Rates continued to be driven by opinions of how unemployment or inflation data change the Fed’s thinking. At this time, it is generally believed that the Federal Reserve will cut benchmark interest rates in September.
There is good news for potential borrowers. Mortgage rates drifted lower last week, hitting the lowest level since October 2024. We focus on our service and products, and competitive pricing, so watch interest rates. In general, depending on loan-to-values, credit scores, and many other factors, 30-yearmortgage rates are in mid-6’s and 15-year loans are in the high 5 percent area. Mortgage rates are falling now after hiring data released in early August showed weak job growth in recent months. In response to the job weakness and data showing inflation in July was still sticky, but below economists’ expectations, traders see a 91 percent chance of the Fed dropping interest rates by 25 basis points next month.

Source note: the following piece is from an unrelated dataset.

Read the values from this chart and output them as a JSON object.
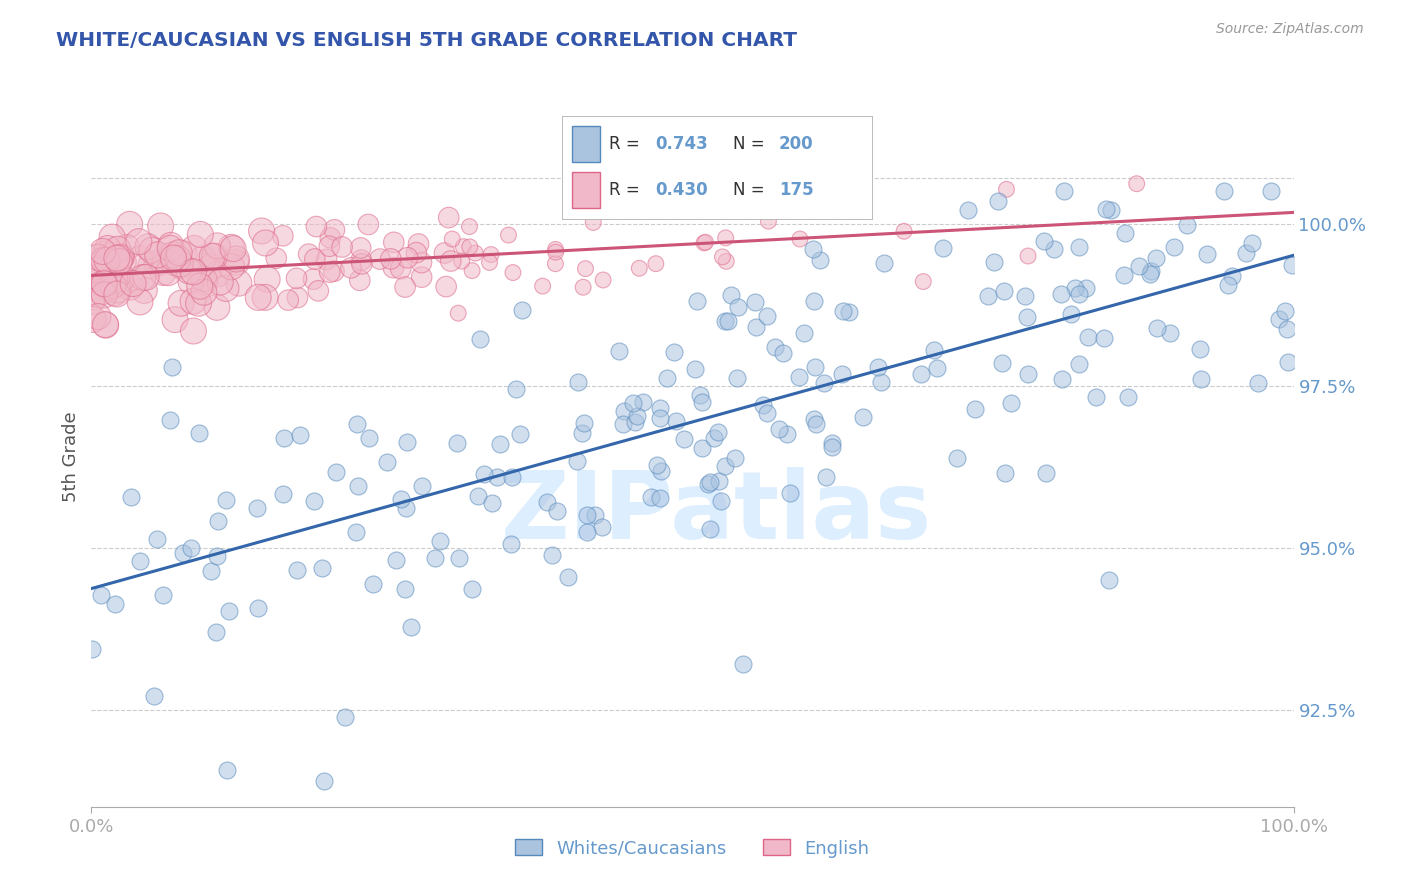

Softer economic data make Federal Reserve interest rate cuts more likely, but that doesn’t mean 30-year, or 15-year mortgage rates will follow them down. The bond market is propping up mortgage rates, as traders are betting the Fed may only lower rates a few times rather than undertake an aggressive cycle of rate cuts. If there were signs that tariff impacts would significantly damage the economy, the Fed would have more wiggle room to cut interest rates aggressively, and bond traders would likely help bring long-term rates down.
Right now, analysts say, the economy doesn’t seem to be weakening enough to warrant that type of action. In fact, many don’t believe fixed-rate mortgage rates will move much at all in the coming months. In fact, mortgage rates could even rise if tariffs end up pushing up inflation substantially. The Federal Reserve will raise rates to slow inflation.

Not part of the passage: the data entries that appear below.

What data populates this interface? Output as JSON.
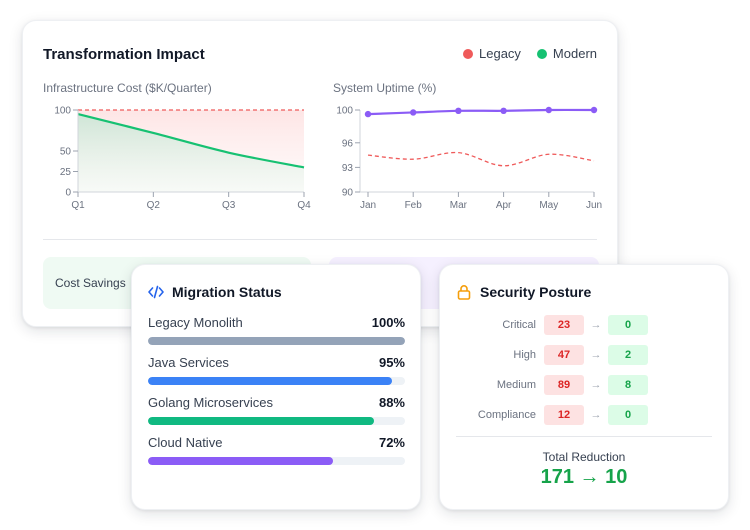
{
  "impact": {
    "title": "Transformation Impact",
    "legend": [
      {
        "label": "Legacy",
        "color": "#ef5a5a"
      },
      {
        "label": "Modern",
        "color": "#16c172"
      }
    ],
    "savings_label": "Cost Savings"
  },
  "chart_data": [
    {
      "type": "area",
      "title": "Infrastructure Cost ($K/Quarter)",
      "categories": [
        "Q1",
        "Q2",
        "Q3",
        "Q4"
      ],
      "y_ticks": [
        "100",
        "50",
        "25",
        "0"
      ],
      "ylim": [
        0,
        100
      ],
      "series": [
        {
          "name": "Legacy",
          "values": [
            100,
            100,
            100,
            100
          ],
          "color": "#ef5a5a",
          "style": "dashed"
        },
        {
          "name": "Modern",
          "values": [
            95,
            72,
            48,
            30
          ],
          "color": "#16c172",
          "style": "solid-area"
        }
      ]
    },
    {
      "type": "line",
      "title": "System Uptime (%)",
      "categories": [
        "Jan",
        "Feb",
        "Mar",
        "Apr",
        "May",
        "Jun"
      ],
      "y_ticks": [
        "100",
        "96",
        "93",
        "90"
      ],
      "ylim": [
        90,
        100
      ],
      "series": [
        {
          "name": "Legacy",
          "values": [
            94.5,
            94.0,
            94.8,
            93.2,
            94.6,
            93.8
          ],
          "color": "#ef5a5a",
          "style": "dashed"
        },
        {
          "name": "Modern",
          "values": [
            99.5,
            99.7,
            99.9,
            99.9,
            100.0,
            100.0
          ],
          "color": "#8b5cf6",
          "style": "solid-markers"
        }
      ]
    }
  ],
  "migration": {
    "title": "Migration Status",
    "items": [
      {
        "name": "Legacy Monolith",
        "pct": "100%",
        "value": 100,
        "color": "#94a3b8"
      },
      {
        "name": "Java Services",
        "pct": "95%",
        "value": 95,
        "color": "#3b82f6"
      },
      {
        "name": "Golang Microservices",
        "pct": "88%",
        "value": 88,
        "color": "#10b981"
      },
      {
        "name": "Cloud Native",
        "pct": "72%",
        "value": 72,
        "color": "#8b5cf6"
      }
    ]
  },
  "security": {
    "title": "Security Posture",
    "rows": [
      {
        "label": "Critical",
        "before": "23",
        "after": "0"
      },
      {
        "label": "High",
        "before": "47",
        "after": "2"
      },
      {
        "label": "Medium",
        "before": "89",
        "after": "8"
      },
      {
        "label": "Compliance",
        "before": "12",
        "after": "0"
      }
    ],
    "arrow": "→",
    "total_label": "Total Reduction",
    "total_value": "171 → 10"
  }
}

Rates on a 15 or 30-year mortgage are based heavily on investors' expectations of the economy and inflation over the next decade, not on the Fed’s near-term actions. Economic growth forecasts, inflation, demographics, and U.S. fiscal deficits all impact Treasury yields, which impact mortgage rates. In fact, the U.S. central bank only has indirect pressure. Last year bond investors pushed back hard against the Fed's easing because they correctly perceived that the economy and labor market were in better shape than feared by Fed officials. Orion’s AEs and our brokers hope that doesn’t happen again.